Wednesday, January 24, 2007
Frigates and books and worlds away
Today as I was picking up around the house, I shelved one of my favorite books. It is THE SCRAPPER by Leland Silliman, and was written in the late 1940's. In it, a young man from a rough background goes to work at a summer camp full of prep school staff and priviledged campers. He learns the value of learning to get along with a class of people he's never been exposed to before, and they learn that valor and honor can come from any birthplace. I first came across this book in our little Christian School Library when I was eleven. I must've read this book a dozen times as a child. I was thrilled to find a beautiful copy for myself on ABEbooks.com a few years ago, and I've read it to my children twice now. For fun I picked it up again this week to read, and it still holds the same joy for me.

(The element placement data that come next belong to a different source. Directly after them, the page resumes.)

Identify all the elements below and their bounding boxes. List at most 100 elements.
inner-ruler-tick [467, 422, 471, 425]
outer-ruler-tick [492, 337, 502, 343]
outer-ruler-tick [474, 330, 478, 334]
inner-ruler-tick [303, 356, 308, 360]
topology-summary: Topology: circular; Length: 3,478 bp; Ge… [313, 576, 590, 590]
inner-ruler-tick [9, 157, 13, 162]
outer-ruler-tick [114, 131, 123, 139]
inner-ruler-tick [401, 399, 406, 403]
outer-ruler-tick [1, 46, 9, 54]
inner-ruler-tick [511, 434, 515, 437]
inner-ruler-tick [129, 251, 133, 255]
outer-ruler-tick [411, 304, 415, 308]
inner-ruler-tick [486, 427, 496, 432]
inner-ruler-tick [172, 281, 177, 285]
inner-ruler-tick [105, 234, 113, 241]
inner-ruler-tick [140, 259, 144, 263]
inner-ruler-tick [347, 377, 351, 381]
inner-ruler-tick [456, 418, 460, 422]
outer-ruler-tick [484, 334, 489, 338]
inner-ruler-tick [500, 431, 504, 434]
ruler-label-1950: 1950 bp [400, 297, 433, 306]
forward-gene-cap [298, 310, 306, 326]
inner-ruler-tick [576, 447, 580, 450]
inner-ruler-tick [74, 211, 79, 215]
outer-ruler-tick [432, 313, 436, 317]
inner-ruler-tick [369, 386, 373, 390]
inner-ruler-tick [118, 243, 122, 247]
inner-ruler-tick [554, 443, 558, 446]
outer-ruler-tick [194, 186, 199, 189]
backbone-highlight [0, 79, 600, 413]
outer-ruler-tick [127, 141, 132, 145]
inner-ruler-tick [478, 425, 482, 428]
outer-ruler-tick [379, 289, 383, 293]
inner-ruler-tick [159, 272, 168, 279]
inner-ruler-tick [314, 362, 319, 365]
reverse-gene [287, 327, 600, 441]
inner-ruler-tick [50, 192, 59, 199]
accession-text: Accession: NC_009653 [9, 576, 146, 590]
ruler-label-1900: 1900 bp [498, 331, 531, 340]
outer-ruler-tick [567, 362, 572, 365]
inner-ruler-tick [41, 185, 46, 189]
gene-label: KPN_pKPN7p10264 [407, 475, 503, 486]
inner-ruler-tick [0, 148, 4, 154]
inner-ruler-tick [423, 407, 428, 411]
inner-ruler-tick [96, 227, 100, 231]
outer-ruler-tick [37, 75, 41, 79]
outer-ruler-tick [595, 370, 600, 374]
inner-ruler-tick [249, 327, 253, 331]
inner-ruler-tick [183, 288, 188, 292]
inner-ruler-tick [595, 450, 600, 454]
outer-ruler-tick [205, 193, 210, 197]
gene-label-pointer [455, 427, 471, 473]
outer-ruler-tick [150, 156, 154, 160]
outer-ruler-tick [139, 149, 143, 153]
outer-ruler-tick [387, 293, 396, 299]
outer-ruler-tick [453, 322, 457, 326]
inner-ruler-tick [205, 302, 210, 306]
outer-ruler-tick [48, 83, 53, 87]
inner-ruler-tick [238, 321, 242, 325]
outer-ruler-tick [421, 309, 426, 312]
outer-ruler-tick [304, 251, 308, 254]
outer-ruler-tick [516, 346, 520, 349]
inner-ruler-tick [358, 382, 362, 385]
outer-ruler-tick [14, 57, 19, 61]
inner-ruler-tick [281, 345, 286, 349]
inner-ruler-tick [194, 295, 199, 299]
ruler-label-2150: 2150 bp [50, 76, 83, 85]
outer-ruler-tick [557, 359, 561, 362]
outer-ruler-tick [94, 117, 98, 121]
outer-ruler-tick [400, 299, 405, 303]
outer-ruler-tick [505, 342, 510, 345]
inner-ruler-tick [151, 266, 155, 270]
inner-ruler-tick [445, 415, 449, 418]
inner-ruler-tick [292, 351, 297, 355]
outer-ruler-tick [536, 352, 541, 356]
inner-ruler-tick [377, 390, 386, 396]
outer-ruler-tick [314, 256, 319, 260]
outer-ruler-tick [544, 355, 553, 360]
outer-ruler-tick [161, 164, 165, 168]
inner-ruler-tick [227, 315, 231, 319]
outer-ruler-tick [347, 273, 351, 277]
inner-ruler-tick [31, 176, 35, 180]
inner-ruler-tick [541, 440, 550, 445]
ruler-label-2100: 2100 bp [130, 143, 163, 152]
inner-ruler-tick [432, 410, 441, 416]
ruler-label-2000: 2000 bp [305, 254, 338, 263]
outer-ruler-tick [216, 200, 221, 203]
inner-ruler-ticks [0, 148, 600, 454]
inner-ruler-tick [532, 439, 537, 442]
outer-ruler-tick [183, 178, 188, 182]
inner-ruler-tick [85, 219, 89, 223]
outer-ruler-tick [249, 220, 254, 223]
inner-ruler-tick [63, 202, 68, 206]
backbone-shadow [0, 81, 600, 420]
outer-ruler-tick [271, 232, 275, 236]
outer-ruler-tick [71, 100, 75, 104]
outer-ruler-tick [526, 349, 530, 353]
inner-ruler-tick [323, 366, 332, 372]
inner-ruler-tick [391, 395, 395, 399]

But as I replaced the dust jacket (I always remove the dust jackets of books I'm reading and leave them in the book's spot on my shelf.) I noticed the end papers. The frontspiece on the book has a bookplate with the picture of a tall ship. Underneath are the words "There is no frigate like a book...to take us worlds away." -- Emily Dickenson
That phrase--the beautiful words alone--is enough to capture my attention, but the pithy truth of it grabs my imagination. Whether a much loved childhood story of summer camp or a head-hopping NYT best-selling romance, a story transports me to another world, another time and place.
I pray my own books may someday unfurl their sails and skim you across the waves to a world you'll want to revisit again and again.